Why are you imagining a smart AI doing such stupid, trivial things?
AIs can intelligently pursue different things than a human would.
It’s not that the AI is stupid. It’s that it’s intelligently steering the world to a different place than you would steer it.
Someone can be very good at driving, and yet not want to drive their car to any of the destinations you care about.
To go a little deeper into an example we touched on briefly in the resources for Chapter 4: Imagine an AI that’s trying to make lots of tiny titanium cubes, as many as it can. For simplicity, we can imagine that creating titanium cubes is its only objective.* We’ll call this AI the “cube maximizer.”
We have known a lot of people who cannot shake the impression that we are accusing the cube maximizer of idiocy, of failing to understand that if you can just really know what it is like to feel happy you cannot help but choose that. That it is an objectively mistaken decision, regardless of where you are currently steering the universe, to not steer yourself to be happy.
We think we understand where this intuition is coming from. The cube maximizer sure is taking actions that would be deeply mistaken from a human vantage point! A human engaged in such a useless pursuit could probably, by further reflection and philosophical argumentation, be persuaded that they should be doing something that feels more meaningful — that fills them with more happiness, sparks more joy.
It’s just that the cube maximizer isn’t a human. It isn’t seeking the feeling of “meaning” and doesn’t care about happiness and joy. It really, actually doesn’t, all the way down.
Some people find this idea counterintuitive. If you were to learn everything there is to know about how different mental architectures can work, and unearth the origins of your own intuition, the steps that your own brain is taking when it concludes that the cube maximizer is making a horrible mistake…
We think that if you could see the whole picture, you would come to realize that even the very deepest, most mysterious, ineffable, hard-to-describe sense that happiness is just valuable, all on its own, with no further justification needed, is still, in the end, a fact about how humans see the world, not a fact about arbitrary minds.
The cube maximizer is just steering reality to contain more cubes — not more goodness, not more happiness for itself, not “fulfillment” of a variable and manipulable goal that it could change to be more easily fulfillable. Just cubes, and cubes alone.
It is a cognitive engine that figures out which actions lead to the most cubes, and outputs that course of action; it can fully understand itself, freely modify itself, and still be a kind of thing that only modifies itself in a way that leads to the most cubes.

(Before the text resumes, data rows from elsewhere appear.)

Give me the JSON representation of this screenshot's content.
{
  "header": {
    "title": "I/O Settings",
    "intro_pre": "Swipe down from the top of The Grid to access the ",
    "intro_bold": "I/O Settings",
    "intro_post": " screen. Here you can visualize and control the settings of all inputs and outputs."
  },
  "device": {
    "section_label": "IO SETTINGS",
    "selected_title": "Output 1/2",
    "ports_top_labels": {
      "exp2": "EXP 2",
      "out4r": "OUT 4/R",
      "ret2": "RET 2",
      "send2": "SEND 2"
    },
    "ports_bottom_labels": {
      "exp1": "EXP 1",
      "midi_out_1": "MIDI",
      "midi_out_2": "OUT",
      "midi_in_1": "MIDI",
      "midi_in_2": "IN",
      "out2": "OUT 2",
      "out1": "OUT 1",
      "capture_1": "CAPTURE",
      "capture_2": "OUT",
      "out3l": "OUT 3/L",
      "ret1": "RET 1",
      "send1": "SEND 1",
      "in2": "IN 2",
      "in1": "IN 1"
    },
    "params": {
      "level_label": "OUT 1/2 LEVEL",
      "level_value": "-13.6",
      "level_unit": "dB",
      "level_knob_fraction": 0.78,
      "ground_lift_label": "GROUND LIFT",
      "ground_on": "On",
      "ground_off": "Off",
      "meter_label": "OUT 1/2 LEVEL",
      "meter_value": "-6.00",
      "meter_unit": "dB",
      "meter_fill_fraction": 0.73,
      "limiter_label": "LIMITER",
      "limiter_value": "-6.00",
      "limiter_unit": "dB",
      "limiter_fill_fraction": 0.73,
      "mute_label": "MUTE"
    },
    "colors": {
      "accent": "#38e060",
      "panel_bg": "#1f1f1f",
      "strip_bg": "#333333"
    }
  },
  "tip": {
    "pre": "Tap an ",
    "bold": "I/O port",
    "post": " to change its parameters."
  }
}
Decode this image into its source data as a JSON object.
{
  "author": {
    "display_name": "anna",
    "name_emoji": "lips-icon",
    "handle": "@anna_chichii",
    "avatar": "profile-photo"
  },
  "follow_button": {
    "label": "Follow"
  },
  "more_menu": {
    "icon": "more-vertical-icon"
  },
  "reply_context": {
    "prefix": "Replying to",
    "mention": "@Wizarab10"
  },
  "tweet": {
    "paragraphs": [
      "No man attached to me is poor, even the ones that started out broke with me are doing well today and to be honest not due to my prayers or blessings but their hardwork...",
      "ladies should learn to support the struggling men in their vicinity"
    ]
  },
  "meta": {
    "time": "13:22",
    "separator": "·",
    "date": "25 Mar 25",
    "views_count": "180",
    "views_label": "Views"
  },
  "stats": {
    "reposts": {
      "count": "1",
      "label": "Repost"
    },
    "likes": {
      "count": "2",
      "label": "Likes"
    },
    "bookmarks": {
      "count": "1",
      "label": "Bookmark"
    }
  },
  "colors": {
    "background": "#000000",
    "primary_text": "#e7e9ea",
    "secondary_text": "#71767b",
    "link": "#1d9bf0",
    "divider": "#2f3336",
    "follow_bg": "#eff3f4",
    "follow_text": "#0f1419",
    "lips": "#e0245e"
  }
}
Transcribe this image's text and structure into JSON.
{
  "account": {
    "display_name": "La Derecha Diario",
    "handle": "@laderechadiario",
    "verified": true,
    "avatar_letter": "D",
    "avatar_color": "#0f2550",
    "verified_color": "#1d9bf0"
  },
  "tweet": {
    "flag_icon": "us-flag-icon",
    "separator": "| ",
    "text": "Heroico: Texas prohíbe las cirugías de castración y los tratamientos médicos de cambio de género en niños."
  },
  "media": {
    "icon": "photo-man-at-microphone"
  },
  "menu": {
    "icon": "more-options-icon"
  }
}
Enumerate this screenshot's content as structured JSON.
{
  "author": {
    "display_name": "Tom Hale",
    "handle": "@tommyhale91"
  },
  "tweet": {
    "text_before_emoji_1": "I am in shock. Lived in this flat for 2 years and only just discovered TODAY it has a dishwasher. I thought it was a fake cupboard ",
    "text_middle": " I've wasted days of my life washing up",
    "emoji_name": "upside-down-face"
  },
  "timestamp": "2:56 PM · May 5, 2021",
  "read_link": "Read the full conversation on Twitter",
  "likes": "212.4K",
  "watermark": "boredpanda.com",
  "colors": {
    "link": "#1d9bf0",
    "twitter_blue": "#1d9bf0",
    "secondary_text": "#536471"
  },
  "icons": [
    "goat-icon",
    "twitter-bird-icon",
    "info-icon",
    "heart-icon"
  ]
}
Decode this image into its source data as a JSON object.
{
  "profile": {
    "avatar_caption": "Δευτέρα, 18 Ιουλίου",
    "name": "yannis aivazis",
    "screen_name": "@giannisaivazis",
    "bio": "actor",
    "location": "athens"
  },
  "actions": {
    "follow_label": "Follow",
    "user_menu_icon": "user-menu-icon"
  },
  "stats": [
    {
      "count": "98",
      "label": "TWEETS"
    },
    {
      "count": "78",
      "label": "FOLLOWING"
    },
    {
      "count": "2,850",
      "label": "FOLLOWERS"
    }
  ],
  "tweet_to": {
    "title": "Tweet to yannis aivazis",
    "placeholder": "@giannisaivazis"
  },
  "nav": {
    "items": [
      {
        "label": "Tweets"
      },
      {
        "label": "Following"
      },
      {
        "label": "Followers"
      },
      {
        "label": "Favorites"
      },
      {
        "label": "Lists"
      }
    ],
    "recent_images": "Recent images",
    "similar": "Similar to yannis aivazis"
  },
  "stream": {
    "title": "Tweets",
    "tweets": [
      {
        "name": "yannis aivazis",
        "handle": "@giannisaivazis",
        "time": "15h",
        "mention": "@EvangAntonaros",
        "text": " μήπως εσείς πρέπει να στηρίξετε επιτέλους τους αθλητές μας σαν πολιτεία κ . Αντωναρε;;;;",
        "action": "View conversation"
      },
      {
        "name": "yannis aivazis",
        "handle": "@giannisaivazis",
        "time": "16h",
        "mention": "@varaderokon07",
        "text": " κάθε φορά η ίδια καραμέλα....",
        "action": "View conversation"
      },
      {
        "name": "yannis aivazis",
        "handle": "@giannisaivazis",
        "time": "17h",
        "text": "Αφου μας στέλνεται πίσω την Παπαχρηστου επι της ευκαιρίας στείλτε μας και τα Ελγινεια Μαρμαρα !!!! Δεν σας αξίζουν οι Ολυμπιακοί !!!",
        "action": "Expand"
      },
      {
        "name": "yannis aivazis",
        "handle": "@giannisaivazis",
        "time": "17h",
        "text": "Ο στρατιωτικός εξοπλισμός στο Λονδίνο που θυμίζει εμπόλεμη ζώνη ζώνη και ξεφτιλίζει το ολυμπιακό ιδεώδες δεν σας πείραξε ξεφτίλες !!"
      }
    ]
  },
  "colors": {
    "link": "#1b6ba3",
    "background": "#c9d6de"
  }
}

It is just correct, that a sense of happiness is not a cube. It is just correct, that a sense of fulfillment is not a cube. So those are not directions in which it would steer. It is just correct that modifying itself to run on happiness would not lead to more cubes, and so that is not where it would steer and modify itself.
The cube maximizer has no flaw in its predictive understanding of the world. It is not asking some metamoral or metaethical question whose correct answer is “I should pursue happiness” and computing the wrong answer “I should pursue tiny cubes” instead. It does not operate inside the human framework, even an idealized version of the human framework; it is not wrongly computing “shouldness,” but correctly computing expected-to-lead-to-titanium-cubes-ness.
In saying this, we are not saying that it is stuck in a horrible, complicated trap. It is a reflectively self-consistent engine of general intelligence, and (in a way) one less tangled up in itself than us. It is not blinded from seeing the appeal of happiness; it does not look away from any truth about the world or itself. It just doesn’t find any of those truths compelling it to the same course of action that (some) humans are compelled to.
See also the extended discussion on the orthogonality thesis.
* If this assumption offends you, you can imagine that this AI had all sorts of complicated preferences, for all sorts of experiences and intricate devices. In that case, just suppose that most of those preferences satiated using just a few star’s worth of energy, and now for some weird reason, the way it prefers to spend the rest of the energy and matter from the rest of the stars that it reaches is on making tiny little cubes. Then, setting aside the few stars’ worth of matter that it’s defending from disruption, the AI’s actions are answering the question “What action leads to the most possible tiny little cubes?”, and the rest of the points will follow just fine, with the occasional caveat that you can insert yourself.